Alma Stone Williams finished her career with two decades as a highly respected professor of English and Humanities at Savannah State. She was known not only for her intellectual prowess, but also for her warm regard for her students, and their affection for her. After her retirement, she remained active in many endeavors involving family, church and community. She was particularly devoted to SONATA (Sponsors of New and Talented Artists), an organization she co-founded that provides funds for children in Savannah to study music with former members of the Savannah Symphony Orchestra and other top music professionals. Several SONATA alumni are now highly respected professional musicians.
Her love of learning was passed on to her children, all of whom hold one or more advanced degrees in their fields, and three of whom became college teachers. She is survived by four of those children, Estelle Crenshaw, Russell Jr., Kenneth and Percy (her son, Julian, a professor at Claflin University, died in 2011), her sisters Marilyn and Constance, her brother Nathan, five grandchildren, and numerous nieces, nephews, and other family.
She is featured in “Fully Awake,” a documentary about Black Mountain College. Currently, there are two other films in process that feature parts of her life. The first, a documentary specifically about her, is being produced by Georgia Public Broadcasting. The second film is currently being written by an independent filmmaker.

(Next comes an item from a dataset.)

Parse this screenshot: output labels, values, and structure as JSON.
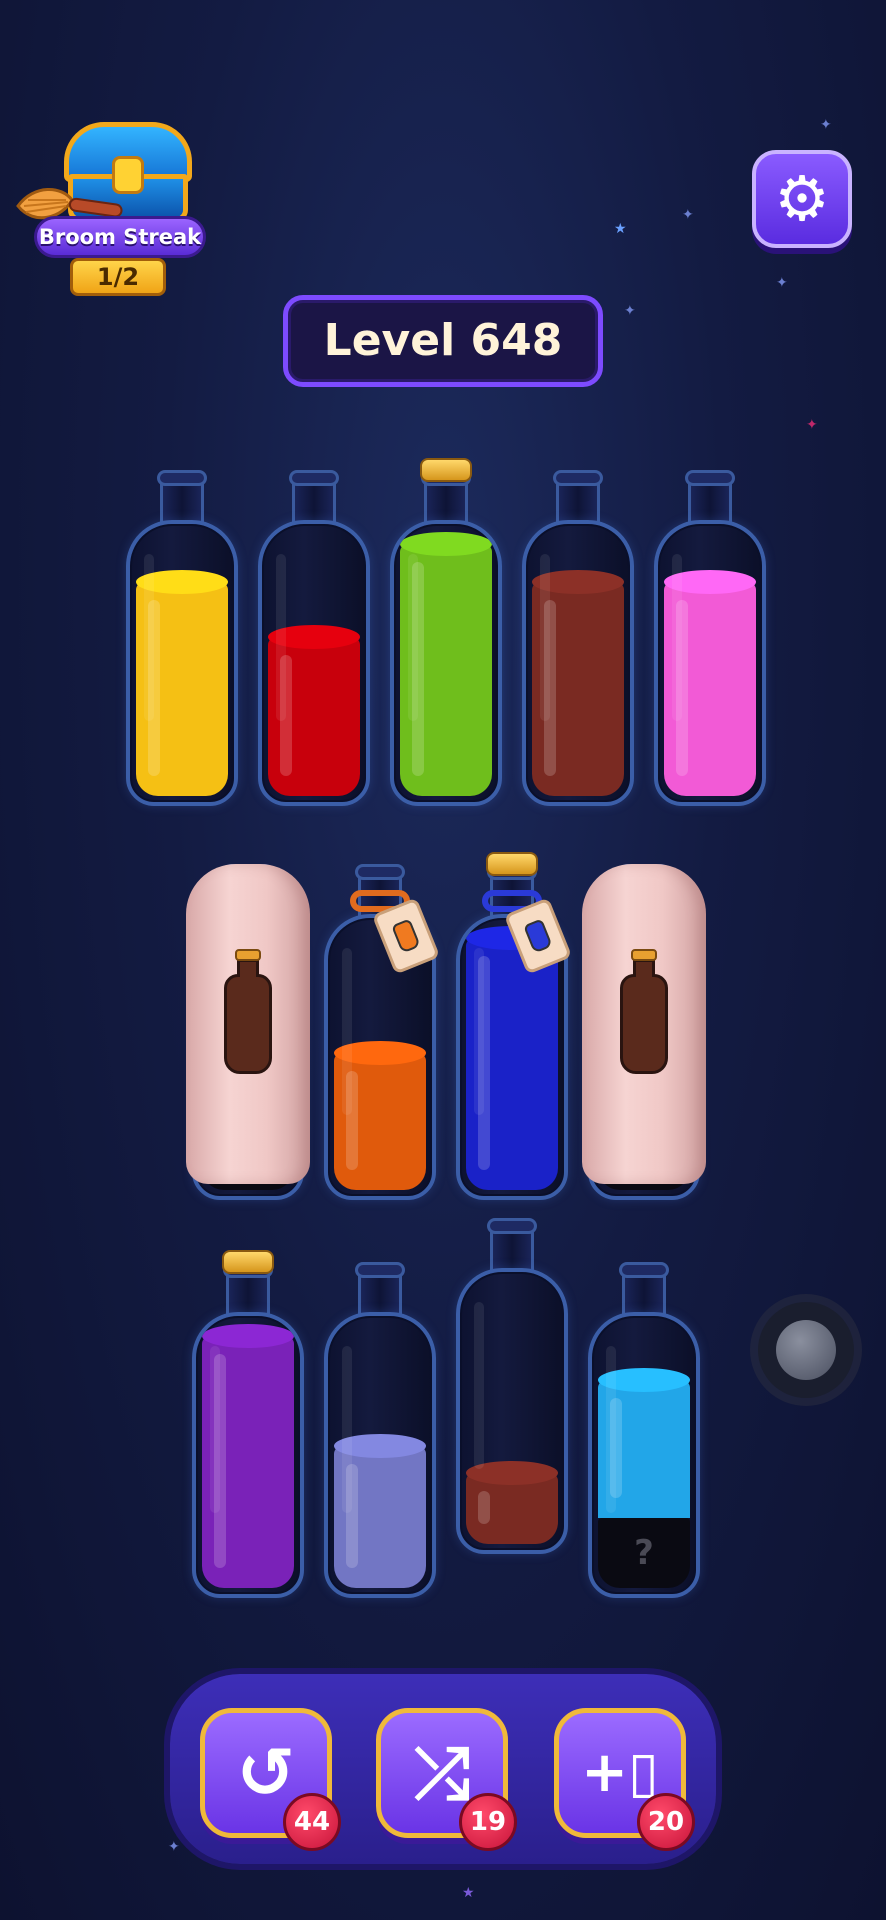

Services will be held at noon on Monday, Nov. 11. at Holy Spirit Lutheran Church, 622 E. 37th St., Savannah.
Funeral arrangements are being handled by Adams Funeral Services, 510 Stephenson Ave., Savannah.
Condolences can be sent to the Williams Family at 2214 Bartlett Drive, Savannah, GA, and/or posted online at the website set up by Adams Funeral Services.
In lieu of flowers, the family encourages donations in her memory to Spelman College in Atlanta and/or to Sponsors of New and Talented Artists (SONATA), P.O. Box 22384, Savannah, GA 31403.